Events are often shaped by our perspective. What can seem to one person like a roguish act of justified criminality, can be for another an unexpected and devastatingly violent intervention. The meshing of fact and fiction, and the grey areas in-between are fascinatingly explored in Bart Layton's true life heist movie.
American Animals tells the story of four young men from privileged upbringings who decide to steal one of the rarest books in American history from their University. They are motivated by boredom and a desire for something, ANYTHING, to happen to them.
In an accomplished cast it is Evan Peters and Barry Keoghan who make the most impact. Peters (the scene-stealing Quicksilver in the X-Men franchise) oozes confidence and a slippery charm, an engagingly pathetic proposition. Keoghan (so terrifying in The Killing of a Sacred Deer) is the most sympathetic figure in the central foursome, and at times effectively takes on the role of the emotional core of the movie. The young actor has a truly fascinating career and American Animals is the latest in a run of hits.

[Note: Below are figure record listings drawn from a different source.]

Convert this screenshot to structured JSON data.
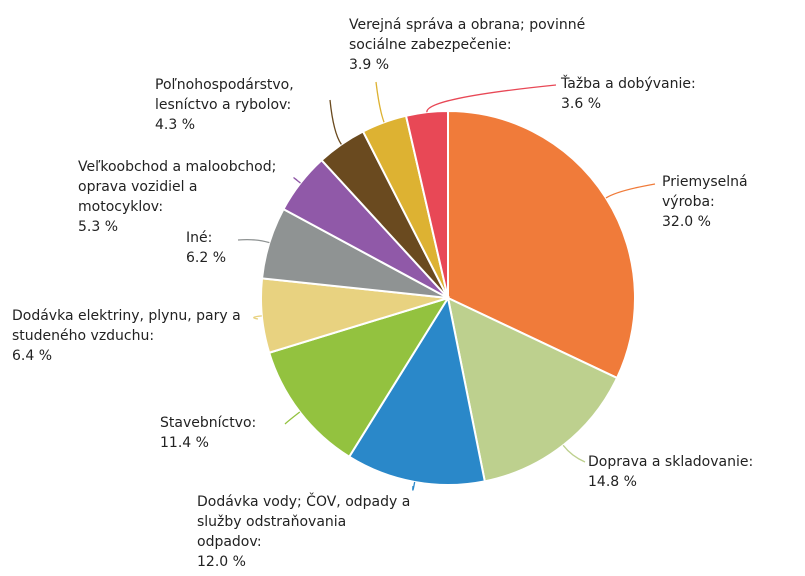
{
  "chart_data": {
    "type": "pie",
    "categories": [
      "Priemyselná výroba:",
      "Doprava a skladovanie:",
      "Dodávka vody; ČOV, odpady a služby odstraňovania odpadov:",
      "Stavebníctvo:",
      "Dodávka elektriny, plynu, pary a studeného vzduchu:",
      "Iné:",
      "Veľkoobchod a maloobchod; oprava vozidiel a motocyklov:",
      "Poľnohospodárstvo, lesníctvo a rybolov:",
      "Verejná správa a obrana; povinné sociálne zabezpečenie:",
      "Ťažba a dobývanie:"
    ],
    "values": [
      32.0,
      14.8,
      12.0,
      11.4,
      6.4,
      6.2,
      5.3,
      4.3,
      3.9,
      3.6
    ],
    "value_labels": [
      "32.0 %",
      "14.8 %",
      "12.0 %",
      "11.4 %",
      "6.4 %",
      "6.2 %",
      "5.3 %",
      "4.3 %",
      "3.9 %",
      "3.6 %"
    ],
    "colors": [
      "#f07b3a",
      "#bdd08e",
      "#2a88c9",
      "#93c23f",
      "#e8d280",
      "#8f9393",
      "#9059a8",
      "#6a4a1f",
      "#ddb232",
      "#e84856"
    ]
  }
}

It is through the central four that the film explores its other main theme; that of toxic white masculinity and mediocrity. In interviews Peters has talked about how he performed the part as a mimic/parody of George Clooney in Ocean's Eleven and it is genuinely interesting how the film uses this to explore the performative quality of masculinity. For the most part American Animals threatens to have its cake and eat it. And yet in its final moments the cake's taste becomes bitter. The film is a thoroughly enjoyable heist movie that barrels along, almost reaching the point where the characters seem cool. But in its final third it strips this away and highlights that the lead characters are just a quartet of idiots, over their head and underprepared for their endeavour.
If American Animals doesn't make it into my top 10 films of the year then the next few months of cinema are going to be packed with corkers. It is a confident, oft-hilarious heist movie that engages, enrages and fascinates.